4. Create Curiousity

Here are another four ways to make your headlines timeless.

1. The News Headline

What can I say about the news headline? It’s a headline that tells you a news-worthy story. It’s obviously the most used headline, because people want to tell news and people want to read  news.

When writing a news headline, please make sure it’s compelling. Just because it’s news-worthy to you, doesn’t mean that it’s newsworthy to the reader and a journalist (if you’re pitching to a paper).
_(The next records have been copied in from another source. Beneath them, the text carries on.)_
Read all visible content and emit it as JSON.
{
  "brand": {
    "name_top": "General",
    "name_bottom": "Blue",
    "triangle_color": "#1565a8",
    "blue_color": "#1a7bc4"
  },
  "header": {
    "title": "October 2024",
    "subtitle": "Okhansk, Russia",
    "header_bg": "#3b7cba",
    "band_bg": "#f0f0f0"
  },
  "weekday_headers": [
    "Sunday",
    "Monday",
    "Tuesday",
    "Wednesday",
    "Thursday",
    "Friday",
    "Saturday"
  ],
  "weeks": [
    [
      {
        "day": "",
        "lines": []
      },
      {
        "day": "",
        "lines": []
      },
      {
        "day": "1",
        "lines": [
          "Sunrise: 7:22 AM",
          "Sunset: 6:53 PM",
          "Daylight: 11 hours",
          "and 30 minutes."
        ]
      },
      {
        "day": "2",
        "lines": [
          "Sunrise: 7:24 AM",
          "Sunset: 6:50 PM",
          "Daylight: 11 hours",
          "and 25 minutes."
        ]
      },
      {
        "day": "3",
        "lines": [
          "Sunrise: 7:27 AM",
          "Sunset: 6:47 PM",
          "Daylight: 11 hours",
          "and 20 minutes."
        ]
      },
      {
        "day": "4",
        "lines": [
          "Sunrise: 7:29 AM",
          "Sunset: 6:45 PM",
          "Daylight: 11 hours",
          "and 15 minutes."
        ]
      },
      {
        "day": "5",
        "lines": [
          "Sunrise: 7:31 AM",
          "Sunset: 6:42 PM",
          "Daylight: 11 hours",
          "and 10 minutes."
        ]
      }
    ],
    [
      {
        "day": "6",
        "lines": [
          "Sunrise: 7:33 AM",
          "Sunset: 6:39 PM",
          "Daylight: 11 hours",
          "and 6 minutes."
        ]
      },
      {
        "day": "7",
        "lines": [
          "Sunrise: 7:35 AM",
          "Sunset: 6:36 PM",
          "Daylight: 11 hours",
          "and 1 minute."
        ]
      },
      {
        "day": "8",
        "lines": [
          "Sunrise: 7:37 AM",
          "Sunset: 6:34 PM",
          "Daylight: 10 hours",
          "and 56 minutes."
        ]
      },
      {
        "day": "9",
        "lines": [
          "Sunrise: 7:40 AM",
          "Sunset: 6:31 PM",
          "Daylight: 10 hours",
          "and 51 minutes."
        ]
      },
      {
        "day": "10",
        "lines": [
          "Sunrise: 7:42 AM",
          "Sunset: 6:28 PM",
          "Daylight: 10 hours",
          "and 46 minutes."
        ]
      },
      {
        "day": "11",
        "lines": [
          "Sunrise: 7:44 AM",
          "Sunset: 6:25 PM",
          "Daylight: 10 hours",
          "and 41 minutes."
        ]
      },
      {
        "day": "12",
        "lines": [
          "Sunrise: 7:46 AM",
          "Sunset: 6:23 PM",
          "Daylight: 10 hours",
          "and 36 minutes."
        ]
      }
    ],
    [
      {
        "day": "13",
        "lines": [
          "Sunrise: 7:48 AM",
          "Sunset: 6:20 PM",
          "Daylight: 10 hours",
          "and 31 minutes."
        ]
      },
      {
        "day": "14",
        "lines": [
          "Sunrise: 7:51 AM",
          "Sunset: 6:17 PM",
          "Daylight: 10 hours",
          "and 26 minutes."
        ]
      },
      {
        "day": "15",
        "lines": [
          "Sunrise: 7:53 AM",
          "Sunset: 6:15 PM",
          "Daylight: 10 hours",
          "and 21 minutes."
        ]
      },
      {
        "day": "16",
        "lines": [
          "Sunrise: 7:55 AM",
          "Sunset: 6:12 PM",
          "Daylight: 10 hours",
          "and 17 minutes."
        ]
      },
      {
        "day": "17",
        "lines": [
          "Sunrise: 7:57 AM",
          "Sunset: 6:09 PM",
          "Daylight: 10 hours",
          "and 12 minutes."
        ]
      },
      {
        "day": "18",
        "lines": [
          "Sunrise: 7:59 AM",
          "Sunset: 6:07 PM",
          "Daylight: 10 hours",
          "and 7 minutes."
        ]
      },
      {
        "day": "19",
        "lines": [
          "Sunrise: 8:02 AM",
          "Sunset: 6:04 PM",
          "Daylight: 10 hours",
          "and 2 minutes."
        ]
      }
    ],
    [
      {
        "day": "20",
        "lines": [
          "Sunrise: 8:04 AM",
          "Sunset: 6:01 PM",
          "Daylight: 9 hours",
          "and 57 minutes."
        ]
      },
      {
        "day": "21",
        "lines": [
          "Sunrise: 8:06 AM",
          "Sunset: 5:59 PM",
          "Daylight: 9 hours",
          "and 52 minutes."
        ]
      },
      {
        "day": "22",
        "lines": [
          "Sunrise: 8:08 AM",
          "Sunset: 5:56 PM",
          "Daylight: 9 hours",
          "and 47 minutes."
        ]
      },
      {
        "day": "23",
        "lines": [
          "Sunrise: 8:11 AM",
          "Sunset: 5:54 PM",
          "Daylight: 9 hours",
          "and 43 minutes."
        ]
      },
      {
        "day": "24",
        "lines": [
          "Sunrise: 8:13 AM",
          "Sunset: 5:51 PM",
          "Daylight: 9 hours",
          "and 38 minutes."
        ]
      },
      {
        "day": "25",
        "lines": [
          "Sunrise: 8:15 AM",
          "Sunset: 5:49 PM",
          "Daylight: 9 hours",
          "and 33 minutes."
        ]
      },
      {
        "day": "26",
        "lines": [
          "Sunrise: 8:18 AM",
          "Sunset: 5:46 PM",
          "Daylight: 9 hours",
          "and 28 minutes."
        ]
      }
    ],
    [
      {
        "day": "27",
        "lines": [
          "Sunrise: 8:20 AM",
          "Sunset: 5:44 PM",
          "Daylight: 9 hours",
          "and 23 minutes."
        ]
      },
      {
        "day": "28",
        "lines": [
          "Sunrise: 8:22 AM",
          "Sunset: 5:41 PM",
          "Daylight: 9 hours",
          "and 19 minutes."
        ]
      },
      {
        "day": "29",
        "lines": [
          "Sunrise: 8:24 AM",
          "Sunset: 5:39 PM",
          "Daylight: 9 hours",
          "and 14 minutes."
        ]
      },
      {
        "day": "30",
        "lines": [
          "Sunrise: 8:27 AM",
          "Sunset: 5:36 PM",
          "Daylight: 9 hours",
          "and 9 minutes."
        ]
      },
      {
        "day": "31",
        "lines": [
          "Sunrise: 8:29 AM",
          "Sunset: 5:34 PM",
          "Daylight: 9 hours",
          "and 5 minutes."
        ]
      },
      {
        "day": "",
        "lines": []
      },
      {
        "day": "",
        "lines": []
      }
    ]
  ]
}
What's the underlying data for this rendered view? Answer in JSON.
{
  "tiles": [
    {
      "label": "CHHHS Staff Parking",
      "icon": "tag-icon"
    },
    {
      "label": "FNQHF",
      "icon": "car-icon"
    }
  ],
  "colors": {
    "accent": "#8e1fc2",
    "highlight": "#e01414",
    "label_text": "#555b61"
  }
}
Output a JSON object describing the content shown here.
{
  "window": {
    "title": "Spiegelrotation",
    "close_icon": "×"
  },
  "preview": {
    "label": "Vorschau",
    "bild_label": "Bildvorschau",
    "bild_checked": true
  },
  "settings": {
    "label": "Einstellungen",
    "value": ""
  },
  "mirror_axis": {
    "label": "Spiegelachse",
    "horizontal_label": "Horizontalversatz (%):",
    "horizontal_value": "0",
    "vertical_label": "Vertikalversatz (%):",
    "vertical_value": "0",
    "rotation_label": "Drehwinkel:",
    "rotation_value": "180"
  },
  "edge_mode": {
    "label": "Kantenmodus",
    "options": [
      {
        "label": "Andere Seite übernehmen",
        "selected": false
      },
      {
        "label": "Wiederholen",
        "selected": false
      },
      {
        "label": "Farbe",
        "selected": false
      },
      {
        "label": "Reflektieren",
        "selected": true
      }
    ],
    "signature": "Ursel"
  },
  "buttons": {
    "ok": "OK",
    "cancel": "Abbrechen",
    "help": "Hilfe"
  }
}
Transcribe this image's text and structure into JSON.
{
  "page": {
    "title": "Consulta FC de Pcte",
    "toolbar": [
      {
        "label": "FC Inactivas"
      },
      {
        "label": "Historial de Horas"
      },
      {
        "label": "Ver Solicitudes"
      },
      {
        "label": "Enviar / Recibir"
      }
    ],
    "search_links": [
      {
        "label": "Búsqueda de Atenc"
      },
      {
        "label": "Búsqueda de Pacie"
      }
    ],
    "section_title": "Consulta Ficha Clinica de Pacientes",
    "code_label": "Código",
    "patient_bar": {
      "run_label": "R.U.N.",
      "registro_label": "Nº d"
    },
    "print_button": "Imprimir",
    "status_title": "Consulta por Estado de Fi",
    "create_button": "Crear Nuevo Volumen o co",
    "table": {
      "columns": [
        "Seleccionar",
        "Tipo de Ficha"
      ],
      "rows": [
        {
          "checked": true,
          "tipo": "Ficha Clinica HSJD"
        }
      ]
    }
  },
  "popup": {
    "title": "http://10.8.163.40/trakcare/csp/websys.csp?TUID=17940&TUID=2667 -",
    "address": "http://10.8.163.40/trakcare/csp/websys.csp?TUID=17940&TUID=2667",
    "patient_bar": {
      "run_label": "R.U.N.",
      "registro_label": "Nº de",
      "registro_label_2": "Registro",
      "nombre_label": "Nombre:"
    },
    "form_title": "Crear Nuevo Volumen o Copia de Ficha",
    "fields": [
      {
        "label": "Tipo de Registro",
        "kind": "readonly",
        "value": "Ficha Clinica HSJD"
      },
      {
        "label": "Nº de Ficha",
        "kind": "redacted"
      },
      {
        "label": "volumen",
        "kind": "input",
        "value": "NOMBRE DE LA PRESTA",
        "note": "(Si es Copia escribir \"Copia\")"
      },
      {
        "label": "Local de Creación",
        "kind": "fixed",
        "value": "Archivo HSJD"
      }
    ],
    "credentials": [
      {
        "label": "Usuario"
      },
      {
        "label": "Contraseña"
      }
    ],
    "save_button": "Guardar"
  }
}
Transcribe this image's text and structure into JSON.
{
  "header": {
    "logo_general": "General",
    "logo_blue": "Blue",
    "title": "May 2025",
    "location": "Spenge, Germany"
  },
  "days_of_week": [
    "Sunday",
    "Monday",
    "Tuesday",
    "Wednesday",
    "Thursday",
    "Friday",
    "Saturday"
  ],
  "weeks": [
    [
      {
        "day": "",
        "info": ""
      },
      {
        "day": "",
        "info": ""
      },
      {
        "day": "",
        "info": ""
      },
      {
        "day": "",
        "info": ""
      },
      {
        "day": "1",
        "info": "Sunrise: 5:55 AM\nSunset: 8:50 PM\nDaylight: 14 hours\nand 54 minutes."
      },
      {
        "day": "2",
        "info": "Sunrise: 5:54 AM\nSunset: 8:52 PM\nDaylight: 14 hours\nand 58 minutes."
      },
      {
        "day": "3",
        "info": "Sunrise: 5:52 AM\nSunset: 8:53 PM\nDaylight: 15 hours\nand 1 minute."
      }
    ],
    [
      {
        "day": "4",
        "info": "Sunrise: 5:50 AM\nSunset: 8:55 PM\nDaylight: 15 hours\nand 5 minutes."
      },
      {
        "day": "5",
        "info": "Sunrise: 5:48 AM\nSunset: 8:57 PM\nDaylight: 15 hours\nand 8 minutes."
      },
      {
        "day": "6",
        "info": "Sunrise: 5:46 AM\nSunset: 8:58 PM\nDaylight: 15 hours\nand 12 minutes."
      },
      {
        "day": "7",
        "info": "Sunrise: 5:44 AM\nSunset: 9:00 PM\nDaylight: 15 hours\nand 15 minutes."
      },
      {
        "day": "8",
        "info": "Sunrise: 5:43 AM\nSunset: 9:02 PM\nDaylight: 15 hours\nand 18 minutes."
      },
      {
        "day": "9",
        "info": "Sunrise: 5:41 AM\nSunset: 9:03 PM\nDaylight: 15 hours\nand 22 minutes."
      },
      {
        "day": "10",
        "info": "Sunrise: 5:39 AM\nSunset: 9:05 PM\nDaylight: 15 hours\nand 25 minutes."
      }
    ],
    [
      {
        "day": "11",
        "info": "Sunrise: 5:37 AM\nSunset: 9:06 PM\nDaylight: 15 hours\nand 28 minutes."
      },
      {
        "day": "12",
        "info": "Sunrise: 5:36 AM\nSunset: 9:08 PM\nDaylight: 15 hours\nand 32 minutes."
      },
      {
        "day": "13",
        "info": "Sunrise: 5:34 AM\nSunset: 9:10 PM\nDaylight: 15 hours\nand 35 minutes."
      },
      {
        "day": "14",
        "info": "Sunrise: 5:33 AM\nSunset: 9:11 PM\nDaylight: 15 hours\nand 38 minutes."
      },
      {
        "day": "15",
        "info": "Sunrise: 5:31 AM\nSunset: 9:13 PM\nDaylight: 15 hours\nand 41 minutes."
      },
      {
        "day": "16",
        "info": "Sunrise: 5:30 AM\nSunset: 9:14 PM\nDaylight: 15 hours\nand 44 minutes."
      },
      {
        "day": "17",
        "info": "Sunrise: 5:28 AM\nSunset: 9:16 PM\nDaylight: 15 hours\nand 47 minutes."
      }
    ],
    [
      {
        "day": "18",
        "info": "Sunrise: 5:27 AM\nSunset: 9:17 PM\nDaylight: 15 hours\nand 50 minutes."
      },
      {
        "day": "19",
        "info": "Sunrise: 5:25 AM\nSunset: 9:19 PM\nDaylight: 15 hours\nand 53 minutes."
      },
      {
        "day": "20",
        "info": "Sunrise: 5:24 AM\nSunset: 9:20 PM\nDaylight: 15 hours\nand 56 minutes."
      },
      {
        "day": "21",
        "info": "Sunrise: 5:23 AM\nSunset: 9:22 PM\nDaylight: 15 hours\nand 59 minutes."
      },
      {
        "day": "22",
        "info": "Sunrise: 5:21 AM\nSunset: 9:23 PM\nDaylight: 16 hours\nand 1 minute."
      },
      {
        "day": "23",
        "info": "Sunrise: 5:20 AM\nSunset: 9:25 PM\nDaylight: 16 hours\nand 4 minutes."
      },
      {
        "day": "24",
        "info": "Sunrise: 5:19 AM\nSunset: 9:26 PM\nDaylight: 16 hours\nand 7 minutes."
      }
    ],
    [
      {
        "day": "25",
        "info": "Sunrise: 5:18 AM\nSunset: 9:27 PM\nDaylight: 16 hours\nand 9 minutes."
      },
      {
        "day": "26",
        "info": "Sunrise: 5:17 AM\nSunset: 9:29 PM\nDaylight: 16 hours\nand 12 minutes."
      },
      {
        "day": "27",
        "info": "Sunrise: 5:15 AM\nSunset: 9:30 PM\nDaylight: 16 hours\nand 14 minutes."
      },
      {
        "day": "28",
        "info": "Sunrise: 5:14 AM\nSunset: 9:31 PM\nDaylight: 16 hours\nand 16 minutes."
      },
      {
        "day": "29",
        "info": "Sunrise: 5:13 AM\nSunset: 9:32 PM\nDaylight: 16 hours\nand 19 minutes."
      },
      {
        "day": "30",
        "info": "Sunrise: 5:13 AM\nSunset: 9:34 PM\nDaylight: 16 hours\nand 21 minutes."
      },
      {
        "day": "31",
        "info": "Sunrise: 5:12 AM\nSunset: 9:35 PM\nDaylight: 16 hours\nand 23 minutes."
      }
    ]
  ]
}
Let’s take a look at how the NYTimes, BBC and Irish Times treated the story of a rogue trader at Societe General going to jail. (Story ran 5 October 2010.)

New York Times:

day 6 how to write killer headlines at


day 6 how to write killer headlines at

Irish Times:

day 6 how to write killer headlines at

They are almost identical. Also, the summary is very similar. Different words but the same information.

Quick popquiz: Which headline would you prefer?

If you’re writing news headlines, learn from the people who do it every day.

2. Command Headline

This headline always reminds me of Nike’s ‘Just do it’. It’s snappy, to the point and has a strong action in it. This headline tells the reader what he needs to do. There is no doubt about it. Start with a strong verb.

Take a look at these command headlines:

  • Discover the fortune that lies hidden in your business
  • Throw away your calculator
  • Use a lawyer to your detriment
  • Dare to be famous

3. Testimonial Headline

The testimonial headline uses a customer testimonial as a headline. It works well for websites, ad copy (online and offline) and sales letters. It gives your reader external proof that your product or service offers value and works. The testimonial headline is a departure from the typical five-worded headline.

Use a testimonial which your customer has written. Make sure you use quotation marks so your reader knows that it is a testimonial.

These are a few testimonial headlines:

I used the headline articles from the ’31 Days to Write Better Copy’ to re-write a headline on a sales page. We doubled our sales and actually ran out of stock.

By attending your workshop, I now have a clearer understanding of researching my audience. I’ve just realised I’ve been targeting the wrong people but I’m going to change that. Today!

4. Direct Headline

The last technique I’m sharing today is the direct one. Say it as it is. You don’t use any clever headlines, no questions, no lists, no emotion. It just tells you what the story is about.

Here are some examples:

  • Free webinar on Linkedin
  • Become a waitress in a Michelin-starred restaurant
  • Sale on Washing Machines Starts Today
  • 2 for 1 on every bottle of wine  purchased

Between today and yesterday, you now have 8 techniques in your arsenal to write killer headlines.

Now go and use them.

Day 6 Homework

It’s the same as yesterday. I’m looking for your favourite Headline of the Day.  (Thanks to everyone who sent theirs yesterday. I’ll be posting them later today or first thing tomorrow)

Go through your RSS feed, your emails, the newspaper, the website, twitter, facebook, whatever you read today and pick your favourite headline of the day. Explain why you thought so.

Send on your headline – by email or comment on post. I’ll feature all headlines on the website. There will be a prize for the most inspiring explanation.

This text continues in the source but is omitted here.